Circa le modalità esatte dell’arresto e dell’ uccisione dei due missionari non vi è unanimità tra le fonti anche perché la notizia arrivò con notevole ritardo sia in Birmania che in Europa.
Da una lettera del P. Bartolomeo Peano, missionario confinante con il distretto di Vergara e Galastri si legge: «Il 24 maggio alle ore sei del mattino alcuni ribelli armati entrarono nella residenza di Shadaw dove si trovava il p. Galastri che fu condotto al bazar dove si trovava il p. Vergara con un catechista. […] Riguardo al luogo dove i nostri due padri sono stati condotti, sembra che sia Pazaung: un villaggio lungo la strada di Mawchi».

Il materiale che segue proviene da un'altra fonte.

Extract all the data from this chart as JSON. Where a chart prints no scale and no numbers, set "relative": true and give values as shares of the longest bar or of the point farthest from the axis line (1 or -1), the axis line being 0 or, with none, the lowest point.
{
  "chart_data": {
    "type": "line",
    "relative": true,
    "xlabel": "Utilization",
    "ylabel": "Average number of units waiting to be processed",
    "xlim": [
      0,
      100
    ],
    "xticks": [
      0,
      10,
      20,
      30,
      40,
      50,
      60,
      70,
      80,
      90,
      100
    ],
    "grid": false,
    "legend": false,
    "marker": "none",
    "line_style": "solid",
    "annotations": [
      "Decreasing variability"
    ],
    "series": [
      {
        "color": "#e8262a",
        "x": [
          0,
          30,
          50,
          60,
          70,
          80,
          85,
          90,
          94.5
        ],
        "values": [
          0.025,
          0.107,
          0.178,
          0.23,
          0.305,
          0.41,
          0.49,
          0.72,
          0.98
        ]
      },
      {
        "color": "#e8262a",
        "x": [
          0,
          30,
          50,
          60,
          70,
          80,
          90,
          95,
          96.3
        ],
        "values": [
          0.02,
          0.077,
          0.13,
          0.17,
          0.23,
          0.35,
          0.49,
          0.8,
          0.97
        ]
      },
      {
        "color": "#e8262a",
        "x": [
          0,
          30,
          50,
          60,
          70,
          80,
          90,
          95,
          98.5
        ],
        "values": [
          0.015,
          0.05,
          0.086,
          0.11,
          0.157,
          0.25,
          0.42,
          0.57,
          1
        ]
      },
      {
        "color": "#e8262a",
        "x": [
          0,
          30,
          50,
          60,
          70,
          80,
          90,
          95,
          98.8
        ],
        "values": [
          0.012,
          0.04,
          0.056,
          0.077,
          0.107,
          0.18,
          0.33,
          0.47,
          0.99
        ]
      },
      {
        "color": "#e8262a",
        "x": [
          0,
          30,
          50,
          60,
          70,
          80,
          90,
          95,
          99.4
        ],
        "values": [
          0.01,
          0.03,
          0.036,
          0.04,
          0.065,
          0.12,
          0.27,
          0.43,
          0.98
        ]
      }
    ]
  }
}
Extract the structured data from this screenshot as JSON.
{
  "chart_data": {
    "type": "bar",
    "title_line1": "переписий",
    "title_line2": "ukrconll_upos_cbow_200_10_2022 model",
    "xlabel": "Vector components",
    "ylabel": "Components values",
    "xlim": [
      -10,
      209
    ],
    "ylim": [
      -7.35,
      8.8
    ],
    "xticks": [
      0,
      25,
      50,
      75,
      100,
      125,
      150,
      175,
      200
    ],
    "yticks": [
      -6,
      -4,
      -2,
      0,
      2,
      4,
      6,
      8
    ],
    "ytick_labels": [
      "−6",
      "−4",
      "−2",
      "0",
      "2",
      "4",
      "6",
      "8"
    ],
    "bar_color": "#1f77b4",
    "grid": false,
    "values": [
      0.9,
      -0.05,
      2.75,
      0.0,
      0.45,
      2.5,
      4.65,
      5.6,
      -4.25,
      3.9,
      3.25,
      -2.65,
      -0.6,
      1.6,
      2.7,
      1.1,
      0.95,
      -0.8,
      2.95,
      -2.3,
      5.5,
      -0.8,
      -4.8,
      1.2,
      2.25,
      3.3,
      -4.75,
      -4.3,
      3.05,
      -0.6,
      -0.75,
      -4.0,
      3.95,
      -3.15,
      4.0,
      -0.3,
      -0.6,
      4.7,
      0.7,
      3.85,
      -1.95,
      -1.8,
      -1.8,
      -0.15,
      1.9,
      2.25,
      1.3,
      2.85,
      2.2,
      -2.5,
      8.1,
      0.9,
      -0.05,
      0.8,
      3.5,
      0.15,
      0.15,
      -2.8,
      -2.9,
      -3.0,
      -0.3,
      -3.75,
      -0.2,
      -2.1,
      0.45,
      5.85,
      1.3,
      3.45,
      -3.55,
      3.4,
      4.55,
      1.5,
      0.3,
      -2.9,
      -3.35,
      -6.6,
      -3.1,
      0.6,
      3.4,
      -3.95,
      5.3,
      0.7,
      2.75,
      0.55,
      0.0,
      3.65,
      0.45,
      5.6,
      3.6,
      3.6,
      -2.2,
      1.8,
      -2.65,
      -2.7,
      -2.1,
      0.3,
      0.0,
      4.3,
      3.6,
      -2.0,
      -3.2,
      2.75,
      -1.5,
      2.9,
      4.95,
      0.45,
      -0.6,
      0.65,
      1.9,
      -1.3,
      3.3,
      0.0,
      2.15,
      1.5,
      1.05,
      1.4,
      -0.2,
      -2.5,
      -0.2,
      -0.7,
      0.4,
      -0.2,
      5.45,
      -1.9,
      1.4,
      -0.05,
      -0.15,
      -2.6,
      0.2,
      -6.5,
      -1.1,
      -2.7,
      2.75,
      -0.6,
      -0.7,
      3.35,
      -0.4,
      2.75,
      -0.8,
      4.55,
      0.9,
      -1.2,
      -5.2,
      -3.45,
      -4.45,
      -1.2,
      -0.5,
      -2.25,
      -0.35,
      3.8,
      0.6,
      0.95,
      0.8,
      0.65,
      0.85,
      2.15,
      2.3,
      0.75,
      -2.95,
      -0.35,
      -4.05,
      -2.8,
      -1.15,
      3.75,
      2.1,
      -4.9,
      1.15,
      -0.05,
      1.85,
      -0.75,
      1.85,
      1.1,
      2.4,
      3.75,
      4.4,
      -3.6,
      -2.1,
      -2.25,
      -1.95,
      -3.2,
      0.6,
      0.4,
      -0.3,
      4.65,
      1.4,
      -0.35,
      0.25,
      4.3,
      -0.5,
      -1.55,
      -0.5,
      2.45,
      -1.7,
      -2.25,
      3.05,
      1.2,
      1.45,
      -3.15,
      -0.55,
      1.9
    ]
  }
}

Queste notizie iniziali e piuttosto incerte furono purtroppo confermate da mons. Alfredo Lanfranconi, vescovo di Toungoo in data 10 settembre. A Shadaw si dice che nessuno fu presente al momento dell’uccisione, tranne i soldati, quattro o cinque, e il comandante, un certo Richmond. Dopo essere stati uccisi i corpi del p. Vergara e del catechista Isidoro furono chiusi, in due sacchi, separatamente. I sacchi, che vennero gettati nel fiume Salween, furono avvistati da alcuni shan nei pressi di Tatamaw e di Ywathit, minuscoli villaggi situati a sud di Shadaw, lungo il corso del fiume Salween. I pescatori, aperti i sacchi e visto che contenevano dei cadaveri, per superstizione o per paura, li ributtarono nel fiume. Da quel momento i corpi dei due missionari non sono stati mai più trovati. Soltanto a distanza di tre mesi, il 31 agosto 1950, venne diffusa dalla radio locale la notizia dell’arresto e della uccisione di. P. Mario Vergara e del catechista Isidoro per mano dei ribelli cariani. Qualche tempo dopo anche P. Pietro Galastri subirà la stessa sorte.